Daniel himself will direct the next two main-house shows, both musicals – Me And My Girl with Caroline Quentin and then Flowers For Mrs Harris featuring Clare Burt, Joanna Riding and Gary Wilmot.
Me and My Girl appeals for the contrast it will bring to last year’s considerably-darker big musical, Fiddler on the Roof, Daniel says. Quentin will be a great addition.
“We needed someone that had funny bones and that could play a duchess who is part battleaxe, part flirt, and we have seen that in Caroline ever since Men Behaving Badly. She is also a wonderful singer. She was in the original ensemble of Les Miserables.”
As for the show: “I just love those brilliant old jokes. It has to be seen in the music-hall context. I love all that, that kind of language and those great tunes that make people want to dance.”
Next up in the main house, Flowers For Mrs Harris, based on the novel by Paul Gallico, will also be directed by Daniel, a show which has grown out of his days in Sheffield where the piece was first performed and has since been reworked into its present form. Gary Wilmot will star.
“It’s such a wonderfully-joyful piece,” Rachel said.
“Very uplifting. It’s about a woman who sees a Dior dress and decides that she wants it, but it is about her saying yes to life and moving on from the death of her husband,” Daniel added.

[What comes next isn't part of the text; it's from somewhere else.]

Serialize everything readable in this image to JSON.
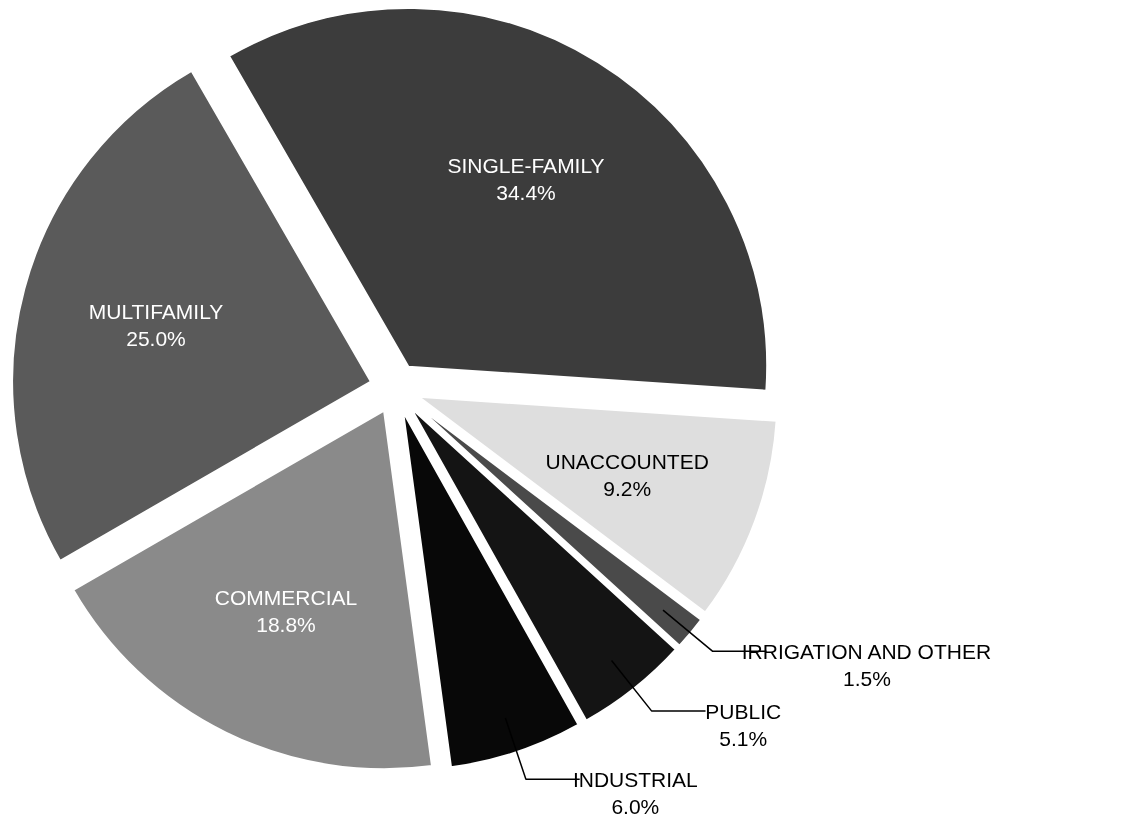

Taking the main house into the autumn will be The Midnight Gang by David Walliams, adapted by Byrony Lavery, music and lyrics by Joe Stilgoe, directed by Dale Rooks.
“It will be wonderful to have a family show during the festival where the whole family can come together,” Rachel said.

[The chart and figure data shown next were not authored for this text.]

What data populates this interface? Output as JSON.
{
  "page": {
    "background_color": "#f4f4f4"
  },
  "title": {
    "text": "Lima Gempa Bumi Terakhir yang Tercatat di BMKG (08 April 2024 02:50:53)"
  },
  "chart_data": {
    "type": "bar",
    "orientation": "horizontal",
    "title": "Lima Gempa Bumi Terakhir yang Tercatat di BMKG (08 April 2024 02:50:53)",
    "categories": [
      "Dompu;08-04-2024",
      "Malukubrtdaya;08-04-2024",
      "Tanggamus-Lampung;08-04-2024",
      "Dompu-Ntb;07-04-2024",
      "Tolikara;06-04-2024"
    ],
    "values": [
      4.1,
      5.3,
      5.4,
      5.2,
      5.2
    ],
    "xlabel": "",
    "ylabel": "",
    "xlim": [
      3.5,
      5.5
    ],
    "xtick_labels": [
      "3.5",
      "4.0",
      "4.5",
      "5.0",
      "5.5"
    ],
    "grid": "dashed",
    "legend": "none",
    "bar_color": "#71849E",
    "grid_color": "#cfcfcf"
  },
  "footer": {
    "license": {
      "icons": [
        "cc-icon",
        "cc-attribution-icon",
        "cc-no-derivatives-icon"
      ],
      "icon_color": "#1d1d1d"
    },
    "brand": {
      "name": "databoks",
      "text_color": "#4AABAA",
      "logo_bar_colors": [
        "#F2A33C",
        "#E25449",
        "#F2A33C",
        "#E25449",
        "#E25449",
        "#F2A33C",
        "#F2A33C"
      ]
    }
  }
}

Daniel added: “David is an award-winning writer and Dale is an award-winning director. It will be great fun.”
Concluding the year on the main-house stage, Chichester Festival Youth Theatre presents Rufus Norris’s version of Sleeping Beauty.
Priority booking for Friends of Chichester Festival Theatre opens Saturday, February 24 (online and booking forms only); Wednesday, February 28 (phone and in person). Public booking opens Saturday, March 3 (online only); Tuesday, March 6 (phone and in person). cft.org.uk; 01243 781312.